Quello che sta succedendo in Libia sta allarmando i governi di tutto il mondo (tranne forse tre che vedremo), ma non pare colpire particolarmente l’opinione pubblica italiana. Ed è un errore: quello che accade e accadrà in Libia ci riguarda da molto più vicino di quanto non possano sospettare troppi italiani.

Ma tracciamo un breve quadro della situazione: la Libia del dopo Gheddafi è divisa in tre spezzoni: la Cirenaica a Est, nelle mani dell’ex generale di Gheddafi, Khalifa Haftar, poi passato all’opposizione e tornato come uomo nuovo (e va beh). Da Tobruk, Haftar si è sempre proposto come futuro governante di tutto il Paese. Intanto però la Tripolitania, a Ovest, era ufficialmente nelle mani di Fayez al-Sarraj, leader di traballanti coalizioni. Soggetto alle continue interferenze delle varie milizie che più che aiutarlo lo controllano. C’è poi l’immenso Sud, terra di berberi, di nomadi, di beduini, di terroristi e di banditi. Ora Haftar ha mosso le sue truppe prima verso sud, assicurandosi i punti più strategicamente ed economicamente importanti per poi puntare con una lunga colonna di blindati verso Tripoli con l’intenzione di conquistarla.
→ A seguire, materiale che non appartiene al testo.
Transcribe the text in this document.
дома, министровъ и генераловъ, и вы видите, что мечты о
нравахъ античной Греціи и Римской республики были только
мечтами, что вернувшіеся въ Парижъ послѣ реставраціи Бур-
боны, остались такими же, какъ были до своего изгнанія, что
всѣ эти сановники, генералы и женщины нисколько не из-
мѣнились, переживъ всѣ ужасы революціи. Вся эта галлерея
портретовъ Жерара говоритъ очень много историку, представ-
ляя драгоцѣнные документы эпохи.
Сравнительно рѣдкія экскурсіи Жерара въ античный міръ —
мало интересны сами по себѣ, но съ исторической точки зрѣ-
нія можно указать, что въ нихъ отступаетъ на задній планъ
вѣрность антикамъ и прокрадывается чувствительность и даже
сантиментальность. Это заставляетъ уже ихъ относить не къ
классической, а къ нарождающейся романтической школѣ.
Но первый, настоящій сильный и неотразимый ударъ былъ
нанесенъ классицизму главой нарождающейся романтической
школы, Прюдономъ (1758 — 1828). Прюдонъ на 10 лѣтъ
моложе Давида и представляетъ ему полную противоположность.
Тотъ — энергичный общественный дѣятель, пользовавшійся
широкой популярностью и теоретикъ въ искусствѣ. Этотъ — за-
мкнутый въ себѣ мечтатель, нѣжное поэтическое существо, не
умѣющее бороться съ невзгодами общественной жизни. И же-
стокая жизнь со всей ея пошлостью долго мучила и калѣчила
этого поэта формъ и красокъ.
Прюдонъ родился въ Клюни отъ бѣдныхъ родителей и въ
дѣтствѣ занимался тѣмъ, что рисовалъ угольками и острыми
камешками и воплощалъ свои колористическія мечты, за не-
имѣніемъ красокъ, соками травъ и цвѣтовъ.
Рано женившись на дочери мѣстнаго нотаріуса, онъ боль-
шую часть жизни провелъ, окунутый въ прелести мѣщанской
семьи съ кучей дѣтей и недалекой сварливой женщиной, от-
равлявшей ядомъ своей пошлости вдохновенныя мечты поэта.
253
Non facciamoci ingannare dalle grida di allarme di Usa, Francia, Unione europea e Russia. Si tratta semplicemente di atti dovuti e nulla più. Il fatto è che Sarraj non ha potere anche se vanta il possesso di un rimasuglio di aviazione militare con cui avrebbe compiuto incursioni contro la colonna di Haftar, giunta a una settantina di km da Tripoli.

Solo un Paese con dirigenti del tutto digiuni di politica estera poteva contare su Sarraj, e questo Paese ovviamente è stato l’Italia, piena di premure e di salamelecchi nei riguardi di uno che conta come il due di coppe quando briscola è bastoni. Mentre Haftar, oltre che sul sostegno di Egitto e Emirati arabi, può contare sull’appoggio russo e francese. Ed è proprio l’appoggio della Francia che dovrebbe preoccuparci. Dai tempi della caduta di Gheddafi Parigi cerca di scalzare la posizione dell’Eni (cioè dell’Italia) in Libia e di sostituirsi a lei nella gestione principale dei pozzi del pregiatissimo petrolio libico (petrolio light, privo di zolfo, poco costoso da raffinare). Ora è chiaro che se Haftar avrà partita vinta assisteremo al predominio della Total francese nei nostri confronti.

 Ma non solo questo deve preoccuparci: i trafficanti di uomini, che tengono in campi-lager migliaia e migliaia di poveracci provenienti da mezza Africa nera dovrebbero sbarazzarsi dei loro pregiati ostaggi (sfruttati, stuprati e imbarcati a caro prezzo), visto che Haftar non li tollererebbe. Per farlo, è ovvio, spremeranno loro gli ultimi dollari e li imbarcheranno in massa verso le nostre coste. E sarebbe quello sì un problema serissimo, al di là delle sparate propagandistiche di Salvini e dei suoi.

 C’è poi anche da considerare il fatto che avere probabilmente basi russe sulla costa che ci sta di fronte non è il massimo. Né sarà il massimo vedere l’Egitto dei massacratori di Regeni acquisire sempre più importanza.

E noi cosa faremo? Già stiam pagando l’errore di esserci legati a Sarraj. Ma si tratta di un prezzo assai minore di quello che saremo costretti a subire se le cose andranno come paiono andare.